In the other two understandings of God’s kingdom, Jesus uses similarly non-frightening descriptions, first likening it to a mustard seed and then to yeast. Who can be afraid of mustard seed or yeast?! So small and insignificant, yet can blossom and transform into mighty awareness. Jesus wanted to convey this through his parables, how the kingdom of God is an unfolding awareness. The kingdom is less a destination as it is a revelation. I love this about his teaching! The kingdom of God isn’t a place we’re going to, it’s the act of going. It’s an ongoing, ever-evolving revelation. The kingdom is here this morning and yet the kingdom is yet to come. In fact, the kingdom has been unfolding for us for several weeks already. We just didn’t know it! Think back to our initial reflection on Jesus’ sermon on the mount when we looked at his Beatitudes: “Blessed are the poor in spirit, for theirs is the kingdom of heaven.” (5:3) A little further in his sermon, Jesus advises us, “but strive first for the kingdom of God and his righteousness, and all these things will be given to you as well.” (6:33) Even further, “not everyone who says to me, ‘Lord, Lord,’ will enter the kingdom of heaven, but only one who does the will of my Father in heaven.” (7:21) We’ve already been striving for the kingdom for several weeks now! And you know what? It’s been here already! And it’ll continue to be here as long as you and I gather each week to prayerfully reflect on God’s word. Friends, we are bringing about the kingdom just as Jesus brought about and continues to bring about his kingdom! In Luke, ch. 17, we hear, “Once Jesus was asked by the Pharisees when the kingdom of God was coming, and he answered, ‘The kingdom of God is not coming with things that can be observed; nor will they say, “Look, here it is!” or “There it is!” For, in fact, the kingdom of God is among you.’ (vs. 20-21) We have invited Jesus into our midst and he is present with us today. The kingdom HAS come! 
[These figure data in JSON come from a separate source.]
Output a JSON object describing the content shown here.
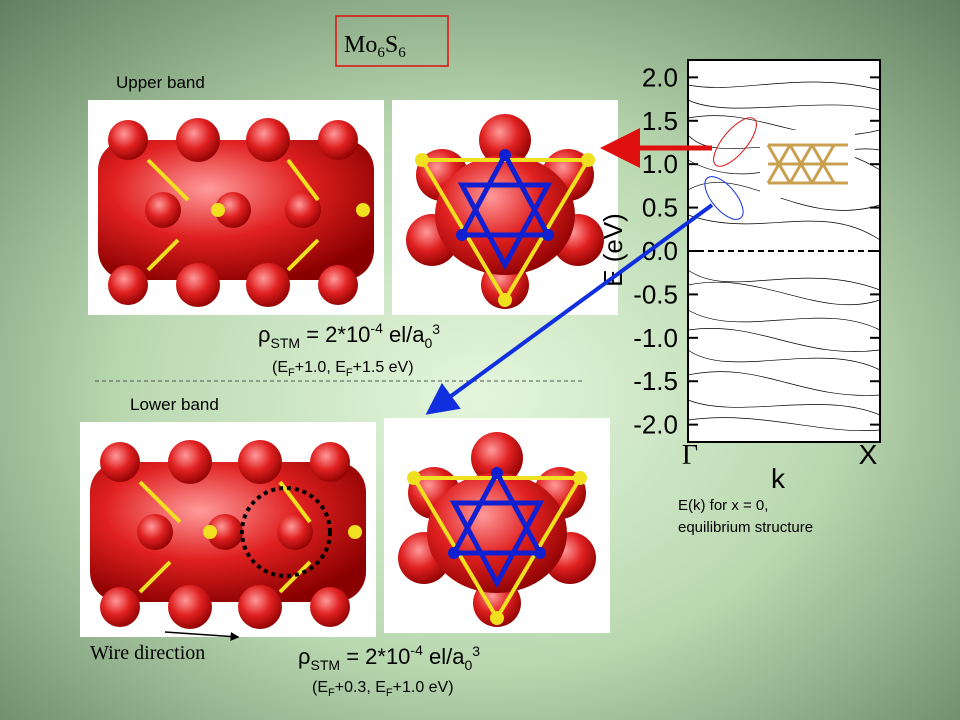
{
  "title": {
    "parts": [
      "Mo",
      "6",
      "S",
      "6"
    ]
  },
  "upper": {
    "label": "Upper band",
    "density": [
      "ρ",
      "STM",
      " = 2*10",
      "-4",
      " el/a",
      "0",
      "3"
    ],
    "range": [
      "(E",
      "F",
      "+1.0, E",
      "F",
      "+1.5 eV)"
    ]
  },
  "lower": {
    "label": "Lower band",
    "density": [
      "ρ",
      "STM",
      " = 2*10",
      "-4",
      " el/a",
      "0",
      "3"
    ],
    "range": [
      "(E",
      "F",
      "+0.3, E",
      "F",
      "+1.0 eV)"
    ]
  },
  "wire_direction": "Wire direction",
  "band_plot": {
    "ylabel": "E (eV)",
    "xlabel": "k",
    "xtick_labels": [
      "Γ",
      "X"
    ],
    "ylim": [
      -2.2,
      2.2
    ],
    "yticks": [
      {
        "value": 2,
        "label": "2.0"
      },
      1.5,
      {
        "value": 1,
        "label": "1.0"
      },
      0.5,
      {
        "value": 0,
        "label": "0.0"
      },
      -0.5,
      {
        "value": -1,
        "label": "-1.0"
      },
      -1.5,
      {
        "value": -2,
        "label": "-2.0"
      }
    ],
    "caption": [
      "E(k) for x = 0,",
      "equilibrium structure"
    ]
  }
}
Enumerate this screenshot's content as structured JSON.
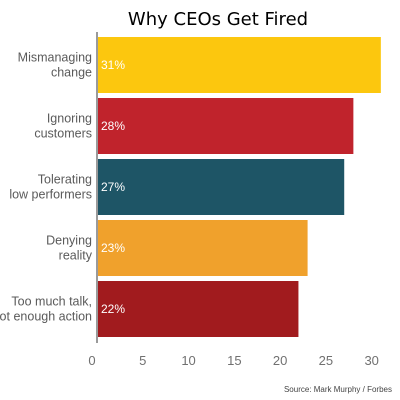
{
  "chart_data": {
    "type": "bar",
    "orientation": "horizontal",
    "title": "Why CEOs Get Fired",
    "categories": [
      [
        "Mismanaging",
        "change"
      ],
      [
        "Ignoring",
        "customers"
      ],
      [
        "Tolerating",
        "low performers"
      ],
      [
        "Denying",
        "reality"
      ],
      [
        "Too much talk,",
        "not enough  action"
      ]
    ],
    "values": [
      31,
      28,
      27,
      23,
      22
    ],
    "value_labels": [
      "31%",
      "28%",
      "27%",
      "23%",
      "22%"
    ],
    "bar_colors": [
      "#fcc70e",
      "#c0232c",
      "#1e5566",
      "#f0a12c",
      "#a11b1e"
    ],
    "xlim": [
      0,
      32
    ],
    "x_ticks": [
      0,
      5,
      10,
      15,
      20,
      25,
      30
    ],
    "grid": false,
    "xlabel": "",
    "ylabel": ""
  },
  "source": "Source: Mark Murphy / Forbes"
}
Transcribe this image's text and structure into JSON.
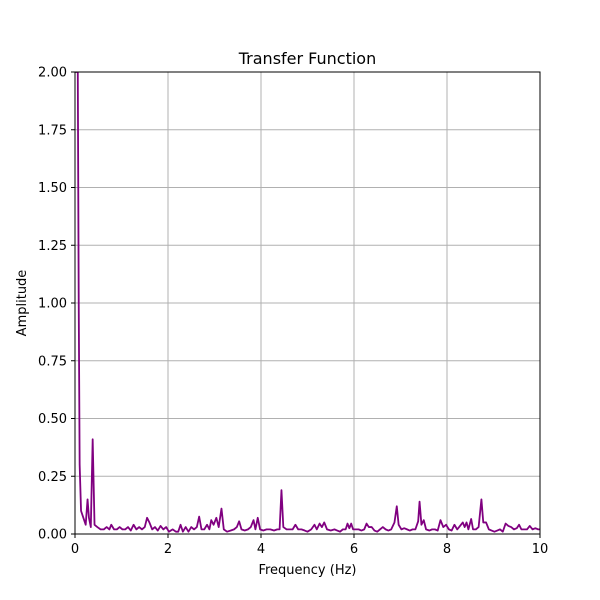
{
  "chart_data": {
    "type": "line",
    "title": "Transfer Function",
    "xlabel": "Frequency (Hz)",
    "ylabel": "Amplitude",
    "xlim": [
      0,
      10
    ],
    "ylim": [
      0,
      2.0
    ],
    "grid": true,
    "x_ticks": [
      "0",
      "2",
      "4",
      "6",
      "8",
      "10"
    ],
    "y_ticks": [
      "0.00",
      "0.25",
      "0.50",
      "0.75",
      "1.00",
      "1.25",
      "1.50",
      "1.75",
      "2.00"
    ],
    "color": "#800080",
    "series": [
      {
        "name": "",
        "points": [
          [
            0.0,
            2.0
          ],
          [
            0.03,
            2.0
          ],
          [
            0.06,
            2.0
          ],
          [
            0.08,
            1.0
          ],
          [
            0.1,
            0.3
          ],
          [
            0.13,
            0.1
          ],
          [
            0.18,
            0.07
          ],
          [
            0.23,
            0.04
          ],
          [
            0.27,
            0.15
          ],
          [
            0.3,
            0.07
          ],
          [
            0.34,
            0.03
          ],
          [
            0.38,
            0.41
          ],
          [
            0.42,
            0.04
          ],
          [
            0.48,
            0.03
          ],
          [
            0.55,
            0.02
          ],
          [
            0.62,
            0.02
          ],
          [
            0.68,
            0.03
          ],
          [
            0.74,
            0.02
          ],
          [
            0.78,
            0.04
          ],
          [
            0.84,
            0.02
          ],
          [
            0.9,
            0.02
          ],
          [
            0.96,
            0.03
          ],
          [
            1.02,
            0.02
          ],
          [
            1.08,
            0.02
          ],
          [
            1.14,
            0.03
          ],
          [
            1.2,
            0.015
          ],
          [
            1.26,
            0.04
          ],
          [
            1.32,
            0.02
          ],
          [
            1.38,
            0.03
          ],
          [
            1.44,
            0.02
          ],
          [
            1.5,
            0.03
          ],
          [
            1.55,
            0.07
          ],
          [
            1.6,
            0.05
          ],
          [
            1.66,
            0.02
          ],
          [
            1.72,
            0.03
          ],
          [
            1.78,
            0.015
          ],
          [
            1.84,
            0.035
          ],
          [
            1.9,
            0.02
          ],
          [
            1.96,
            0.03
          ],
          [
            2.02,
            0.01
          ],
          [
            2.1,
            0.02
          ],
          [
            2.17,
            0.01
          ],
          [
            2.22,
            0.01
          ],
          [
            2.27,
            0.04
          ],
          [
            2.32,
            0.01
          ],
          [
            2.38,
            0.03
          ],
          [
            2.44,
            0.01
          ],
          [
            2.5,
            0.03
          ],
          [
            2.56,
            0.02
          ],
          [
            2.62,
            0.03
          ],
          [
            2.67,
            0.075
          ],
          [
            2.72,
            0.02
          ],
          [
            2.78,
            0.02
          ],
          [
            2.84,
            0.04
          ],
          [
            2.89,
            0.02
          ],
          [
            2.93,
            0.06
          ],
          [
            2.98,
            0.04
          ],
          [
            3.04,
            0.07
          ],
          [
            3.09,
            0.03
          ],
          [
            3.15,
            0.11
          ],
          [
            3.2,
            0.02
          ],
          [
            3.27,
            0.01
          ],
          [
            3.35,
            0.015
          ],
          [
            3.42,
            0.02
          ],
          [
            3.48,
            0.03
          ],
          [
            3.53,
            0.055
          ],
          [
            3.58,
            0.02
          ],
          [
            3.65,
            0.015
          ],
          [
            3.72,
            0.02
          ],
          [
            3.78,
            0.03
          ],
          [
            3.84,
            0.06
          ],
          [
            3.88,
            0.02
          ],
          [
            3.93,
            0.07
          ],
          [
            3.98,
            0.02
          ],
          [
            4.05,
            0.015
          ],
          [
            4.12,
            0.02
          ],
          [
            4.2,
            0.02
          ],
          [
            4.28,
            0.015
          ],
          [
            4.35,
            0.02
          ],
          [
            4.4,
            0.02
          ],
          [
            4.44,
            0.19
          ],
          [
            4.48,
            0.03
          ],
          [
            4.55,
            0.02
          ],
          [
            4.62,
            0.02
          ],
          [
            4.68,
            0.02
          ],
          [
            4.74,
            0.04
          ],
          [
            4.8,
            0.02
          ],
          [
            4.87,
            0.02
          ],
          [
            4.94,
            0.015
          ],
          [
            5.0,
            0.01
          ],
          [
            5.08,
            0.02
          ],
          [
            5.15,
            0.04
          ],
          [
            5.2,
            0.02
          ],
          [
            5.26,
            0.045
          ],
          [
            5.31,
            0.03
          ],
          [
            5.36,
            0.05
          ],
          [
            5.42,
            0.02
          ],
          [
            5.5,
            0.015
          ],
          [
            5.58,
            0.02
          ],
          [
            5.64,
            0.015
          ],
          [
            5.7,
            0.01
          ],
          [
            5.76,
            0.02
          ],
          [
            5.82,
            0.02
          ],
          [
            5.86,
            0.045
          ],
          [
            5.9,
            0.025
          ],
          [
            5.94,
            0.045
          ],
          [
            5.98,
            0.02
          ],
          [
            6.04,
            0.02
          ],
          [
            6.1,
            0.02
          ],
          [
            6.16,
            0.015
          ],
          [
            6.22,
            0.02
          ],
          [
            6.27,
            0.045
          ],
          [
            6.32,
            0.03
          ],
          [
            6.38,
            0.03
          ],
          [
            6.44,
            0.015
          ],
          [
            6.5,
            0.01
          ],
          [
            6.56,
            0.02
          ],
          [
            6.62,
            0.03
          ],
          [
            6.68,
            0.02
          ],
          [
            6.74,
            0.015
          ],
          [
            6.8,
            0.02
          ],
          [
            6.87,
            0.05
          ],
          [
            6.92,
            0.12
          ],
          [
            6.96,
            0.04
          ],
          [
            7.02,
            0.02
          ],
          [
            7.08,
            0.025
          ],
          [
            7.14,
            0.02
          ],
          [
            7.2,
            0.015
          ],
          [
            7.26,
            0.02
          ],
          [
            7.32,
            0.02
          ],
          [
            7.38,
            0.055
          ],
          [
            7.41,
            0.14
          ],
          [
            7.45,
            0.04
          ],
          [
            7.5,
            0.06
          ],
          [
            7.55,
            0.02
          ],
          [
            7.62,
            0.015
          ],
          [
            7.68,
            0.02
          ],
          [
            7.74,
            0.02
          ],
          [
            7.8,
            0.015
          ],
          [
            7.86,
            0.06
          ],
          [
            7.92,
            0.03
          ],
          [
            7.98,
            0.04
          ],
          [
            8.04,
            0.02
          ],
          [
            8.1,
            0.015
          ],
          [
            8.16,
            0.04
          ],
          [
            8.22,
            0.02
          ],
          [
            8.28,
            0.035
          ],
          [
            8.34,
            0.05
          ],
          [
            8.38,
            0.03
          ],
          [
            8.42,
            0.05
          ],
          [
            8.46,
            0.02
          ],
          [
            8.52,
            0.065
          ],
          [
            8.56,
            0.02
          ],
          [
            8.62,
            0.02
          ],
          [
            8.68,
            0.03
          ],
          [
            8.74,
            0.15
          ],
          [
            8.78,
            0.05
          ],
          [
            8.84,
            0.05
          ],
          [
            8.9,
            0.02
          ],
          [
            8.96,
            0.015
          ],
          [
            9.02,
            0.01
          ],
          [
            9.08,
            0.015
          ],
          [
            9.14,
            0.02
          ],
          [
            9.2,
            0.01
          ],
          [
            9.26,
            0.045
          ],
          [
            9.32,
            0.035
          ],
          [
            9.38,
            0.03
          ],
          [
            9.44,
            0.02
          ],
          [
            9.5,
            0.025
          ],
          [
            9.55,
            0.04
          ],
          [
            9.6,
            0.02
          ],
          [
            9.66,
            0.02
          ],
          [
            9.72,
            0.02
          ],
          [
            9.78,
            0.035
          ],
          [
            9.84,
            0.02
          ],
          [
            9.9,
            0.025
          ],
          [
            9.96,
            0.02
          ],
          [
            10.0,
            0.02
          ]
        ]
      }
    ]
  }
}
Next week we’re going to celebrate Jesus’ transfiguration, a time when Jesus took three of his disciples up a mountain and revealed his full glory to them. Truly shocked and amazed, one of them suggests building a tent to capture and contain the glory of Jesus for all to behold. But this would go against what we just learned! The kingdom isn’t a destination, it’s an ongoing revelation. It’s an unfolding awareness of the love of God. Paul writes in his letter to the Romans, “for the kingdom of God is not food and drink but righteousness and peace and joy in the Holy Spirit.” (14:17) The kingdom of God is not fear but love. Let us rejoice in the love come to us this morning. Thanks be to God!

In the name of the Father, Son, and Holy Spirit.